From our baptismal vows: “Will you seek and serve Christ in all persons, loving your neighbor as yourself?  Will you strive for justice and peace among all people, and respect the dignity of every human being?”  This is what we said we would do when we took our baptismal vows or said we would train our children to do when we answered for them.

God wants our time and our hearts.  James tells us when we get just a glimpse of God that will be it--we will be focused on God and others as God would like us to, we need to see ourselves as we really are.  If we recognize our own strengths and weaknesses, our gifts and our brokenness, our talents and our neediness; then we can serve others without judgment.  We can recognize our need to act and to persevere in that action even when systems and people are corrupt and the odds seem insurmountable.  Because we are corrupted and holy at the same time, this is the value of looking at ourselves long and honestly.  We are not perfect, and neither is anyone else, but we can work in the world to make it better and we can improve others’ lives at the same time. [Adapted from Reverend Martin Smith.]

Jesus applied the same concept to the Pharisees as James did to his readers. Jesus suggested that the Pharisees should take a good look at themselves.  They were into ritual washing (which wasn’t as accessible to the poor).  Jesus quotes Isaiah to them: “These people make a big show of saying the right thing, but their heart isn’t in it.  They act like they are worshiping me, but they don’t mean it.  They just use me as a cover for teaching whatever suits their fancy, ditching God’s command and talking up the latest fads.”  Jesus told them and the disciples that the bad actions that came out of them were the polluting influence. The actions that arose because they were hard of heart towards those who needed them.  In verses that were left out, that included their own parents.  Some apparently would give money to the temple and tell their parents they couldn’t help them in their old age.

All of us here care deeply about serving those less fortunate.  Many of us volunteer out in the community.  Corby serves on the library board and our public libraries are a haven for street people and for those who can’t afford internet in their homes and who can’t afford to buy their own books.  Several of us work in some capacity with kids in our schools.  We support Camp Victory financially and I serve the community of children who have been abused.

All of us are more aware than we used to be about folks living rough and what they need from the community at large and we try to fulfill some of that by supporting Chaplains on the Harbor.  We know much more about drug abuse, housing issues, and poverty than we ever imagined we would because Sarah told us what we needed to know.  In all of these cases we are not assuming that we are perfect and those we serve are less than, we know we are imperfect but with God’s grace we tilt at the windmills and hope that we can make a difference in one person’s life--today.

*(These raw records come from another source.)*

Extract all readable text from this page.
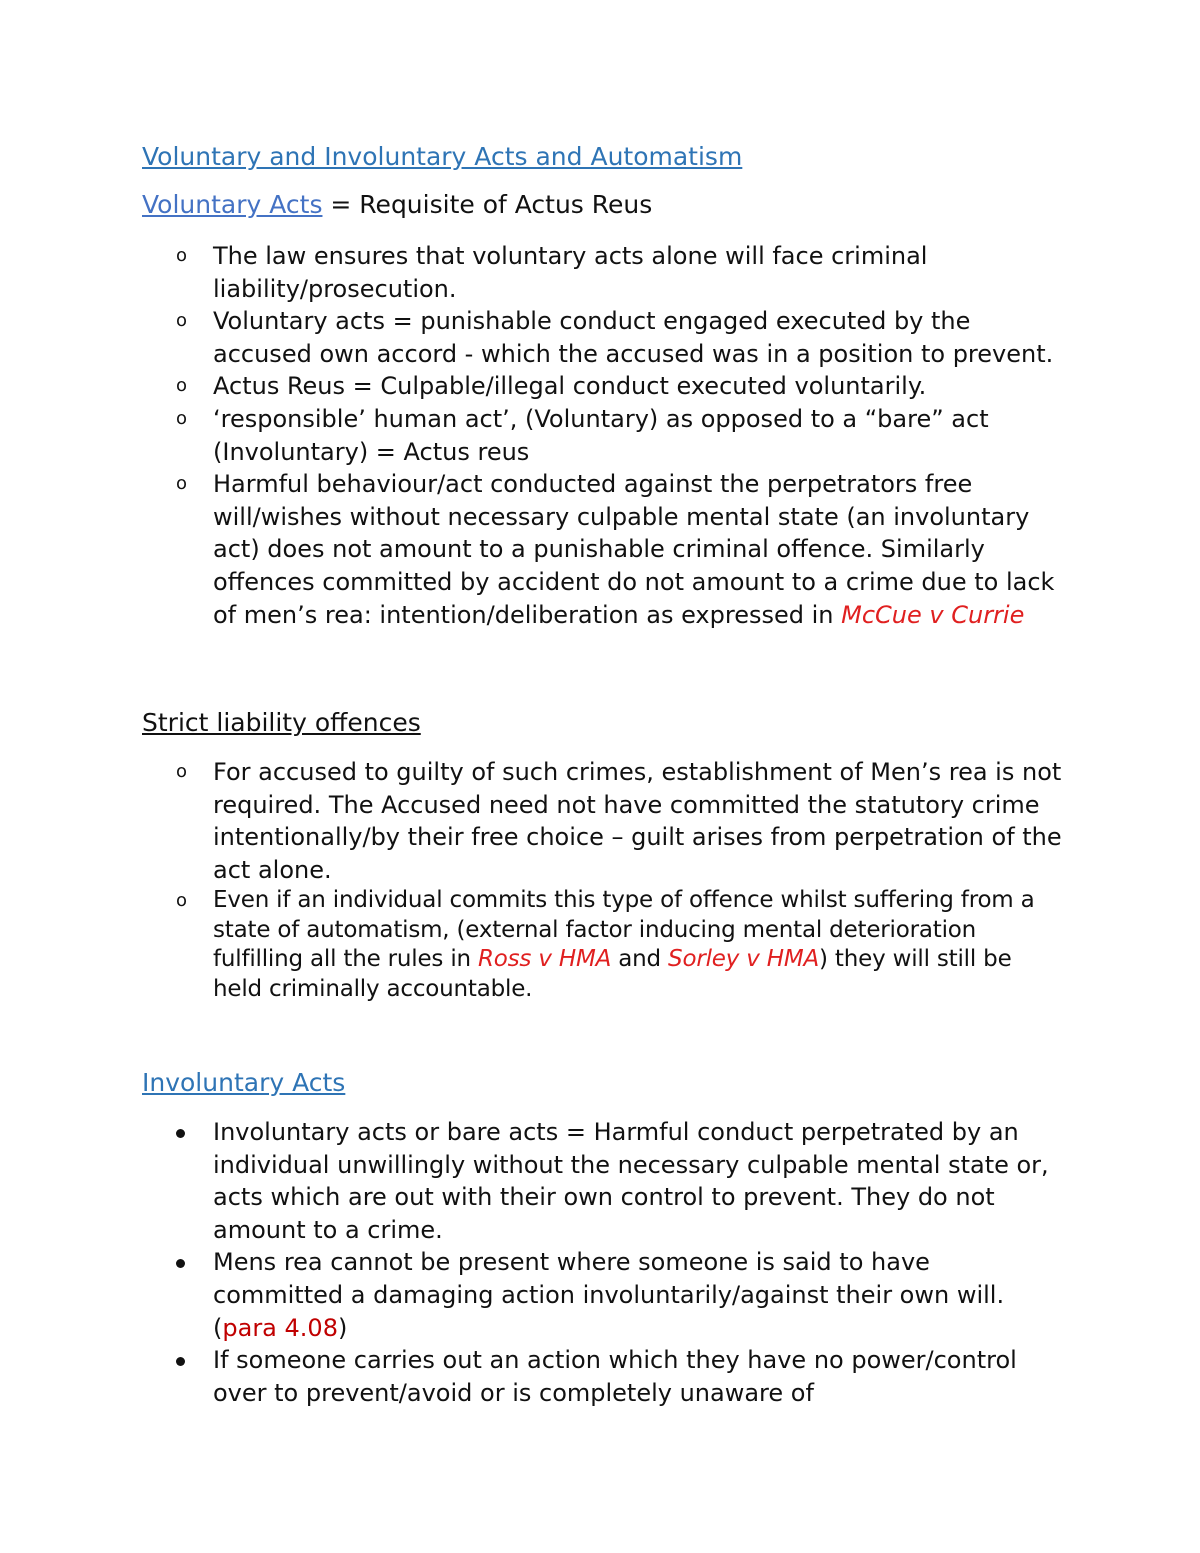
Voluntary and Involuntary Acts and Automatism
Voluntary Acts = Requisite of Actus Reus
o The law ensures that voluntary acts alone will face criminal liability/prosecution.
o Voluntary acts = punishable conduct engaged executed by the accused own accord - which the accused was in a position to prevent.
o Actus Reus = Culpable/illegal conduct executed voluntarily.
o ‘responsible’ human act’, (Voluntary) as opposed to a “bare” act (Involuntary) = Actus reus
o Harmful behaviour/act conducted against the perpetrators free will/wishes without necessary culpable mental state (an involuntary act) does not amount to a punishable criminal offence. Similarly offences committed by accident do not amount to a crime due to lack of men’s rea: intention/deliberation as expressed in McCue v Currie
Strict liability offences
o For accused to guilty of such crimes, establishment of Men’s rea is not required. The Accused need not have committed the statutory crime intentionally/by their free choice – guilt arises from perpetration of the act alone.
o Even if an individual commits this type of offence whilst suffering from a state of automatism, (external factor inducing mental deterioration fulfilling all the rules in Ross v HMA and Sorley v HMA) they will still be held criminally accountable.
Involuntary Acts
Involuntary acts or bare acts = Harmful conduct perpetrated by an individual unwillingly without the necessary culpable mental state or, acts which are out with their own control to prevent. They do not amount to a crime.
Mens rea cannot be present where someone is said to have committed a damaging action involuntarily/against their own will. (para 4.08)
If someone carries out an action which they have no power/control over to prevent/avoid or is completely unaware of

I have learned, as an extravert, that James is right: it is best to use the ears first, then speak and keep anger at bay--straggling in the rear.  So much can be gained by listening to someone--really hearing them, really seeing them. And, oftentimes, that is all someone really wants--to be heard and seen.

I am my beloved’s and he is mine.  I cannot sit still while people suffer.  I must inform myself and take action.  Let us all listen and learn about ourselves and others and the systems we live under.  Then we can persevere in God’s will for us--to be beloved and unified with God’s desire for the world.  That is true religion.